Group raises money for food bank's backpack program
When she moved to Champaign 11 years ago, Ana Vieira knew nothing about hunger in the community.
She had never given it much thought back home in Portugal, and to her this university town seemed like "a piece of paradise."
Then she started volunteering for her church's food pantry, which works with Empty Tomb to deliver emergency food to families in crisis.
One day Vieira was sent to the home of a single mom with five young children. What she saw when she opened the door still brings her to tears.
There was no furniture in the house, just some blankets and towels on the floor. The baby was so thin his diaper hung off of him.
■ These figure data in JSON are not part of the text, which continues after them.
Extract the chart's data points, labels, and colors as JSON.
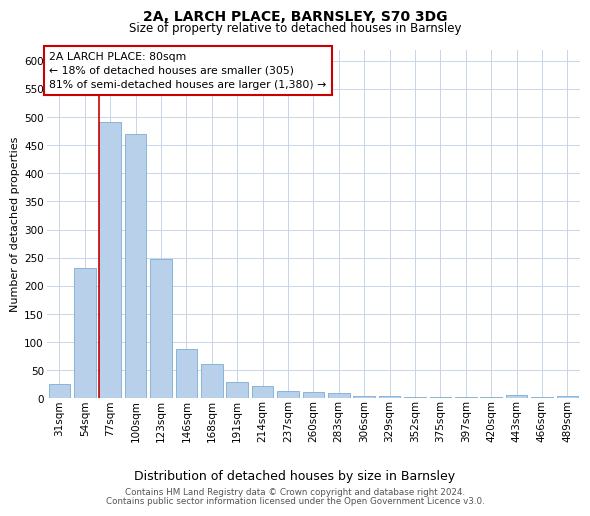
{
  "title_line1": "2A, LARCH PLACE, BARNSLEY, S70 3DG",
  "title_line2": "Size of property relative to detached houses in Barnsley",
  "xlabel": "Distribution of detached houses by size in Barnsley",
  "ylabel": "Number of detached properties",
  "categories": [
    "31sqm",
    "54sqm",
    "77sqm",
    "100sqm",
    "123sqm",
    "146sqm",
    "168sqm",
    "191sqm",
    "214sqm",
    "237sqm",
    "260sqm",
    "283sqm",
    "306sqm",
    "329sqm",
    "352sqm",
    "375sqm",
    "397sqm",
    "420sqm",
    "443sqm",
    "466sqm",
    "489sqm"
  ],
  "values": [
    25,
    232,
    492,
    470,
    248,
    88,
    62,
    30,
    22,
    13,
    11,
    10,
    5,
    4,
    3,
    3,
    2,
    3,
    6,
    2,
    4
  ],
  "bar_color": "#b8d0ea",
  "bar_edge_color": "#7aadd4",
  "vline_index": 2,
  "vline_color": "#cc0000",
  "annotation_line1": "2A LARCH PLACE: 80sqm",
  "annotation_line2": "← 18% of detached houses are smaller (305)",
  "annotation_line3": "81% of semi-detached houses are larger (1,380) →",
  "annotation_box_edge_color": "#cc0000",
  "ylim": [
    0,
    620
  ],
  "yticks": [
    0,
    50,
    100,
    150,
    200,
    250,
    300,
    350,
    400,
    450,
    500,
    550,
    600
  ],
  "background_color": "#ffffff",
  "grid_color": "#c8d4e8",
  "footer_line1": "Contains HM Land Registry data © Crown copyright and database right 2024.",
  "footer_line2": "Contains public sector information licensed under the Open Government Licence v3.0.",
  "title_fontsize": 10,
  "subtitle_fontsize": 8.5,
  "ylabel_fontsize": 8,
  "xlabel_fontsize": 9,
  "tick_fontsize": 7.5,
  "annotation_fontsize": 7.8,
  "footer_fontsize": 6.3
}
One of the toddlers saw the bags of food in Vieira's arms and started jumping up and down, saying, "Today we're going to have dinner, we're going to have dinner."
"I'm never going to forget that," she said recently. "This is a university town, a town that produced many Nobel Prizes. There shouldn't be any families in the United States going through this."
Vieira heads a local group called FACET – Friends Against Children's Empty Tummies – which is raising money over the next few weeks to fight childhood hunger. The money will benefit the Eastern Illinois Food Bank's BackPack Program, which sends food home every weekend to schoolchildren at risk of going hungry.
The group hopes to raise at least $1,500 through a Sept. 9 silent art auction in downtown Champaign and a bake sale and basket raffle at the Sept. 11 farmer's market in Urbana.
It's the second year that FACET has raised money directly for the BackPack program. Initially, Vieira's group worked with Share Our Strength, a national organization that sponsors a "Great American Bake Sale" every year and redistributes the money to local anti-hunger organizations.
Vieira, who loves to bake, heard about the bake sale while on maternity leave several years ago. She formed a team with friends, created FACET and entered the contest, hoping to raise $500. They took in $1,300. The second year they raised $1,500.
Then Vieira's pastor at St. Matthew Lutheran Church in Urbana told her about the BackPack Program, and she decided to give the money directly to the food bank, which had previously received grants from Share Our Strength.
"It's been a great partnership," she said.
The bake sale will feature gourmet items, including chocolate truffles, pepperoni bread (made by Vieira), marinara sauce (made by her husband Mauricio, who is Italian by descent) and krumkake, Norwegian cookies.
The 13 raffle baskets are filled with merchandise and gift certificates donated by local merchants, including concert tickets from WIXY, an exercise bag full of gear from the Mettler Center, and two massage packages from Elements of Design spa/salon in Urbana.
Raffle tickets will be sold from 7 a.m. to noon this Saturday at the food bank's booth at the Urbana Market at the Square, Vieira said. They will also be available at the market on Sept. 11 up until the time of the drawing, at 11:30 a.m., and at the Sept. 9 art auction. Or you can contact Vieira by email at: teamfacet@gmail.com.
Local artist Danielle Miller donated a painting for the auction, scheduled for 6 to 9 p.m. Sept. 9 at Indi Go Artist Co-op, 9 E. University Ave., C. Admission is free. Other artwork by Miller will also be on display.
The goal is to sponsor enough backpacks to feed 10 to 15 children for an entire school year, she said. Thrivent Financial will match half of whatever the group raises up to $750, and Commerce Bank donated $150.
The BackPack Program will feed 425 children this year in Champaign-Urbana and surrounding communities, said food bank spokeswoman Cheryl Precious.
She said Vieira is "a testament to how one person can make a huge difference. She's been able to pull together so many people and so many organizations and make this a big success."
Vieira came to the UI for postdoctoral work in animal sciences/reproductive biology, and now works as a senior technician in a biology lab on campus. Her husband, a former UI graduate student in neuroendocrinology, plans to start seminary school in Chicago this fall.
The whole family has embraced the anti-hunger campaign. Her two sons, ages 5 and 7, will work alongside her at the farmer's market on Sept. 11.
Vieira chokes up as she talks about children who go to bed worrying whether they will eat the next day.
"It shouldn't happen," she said. "The grownups, we are the ones responsible for them. As long as I have my army of volunteers, we'll do this every year."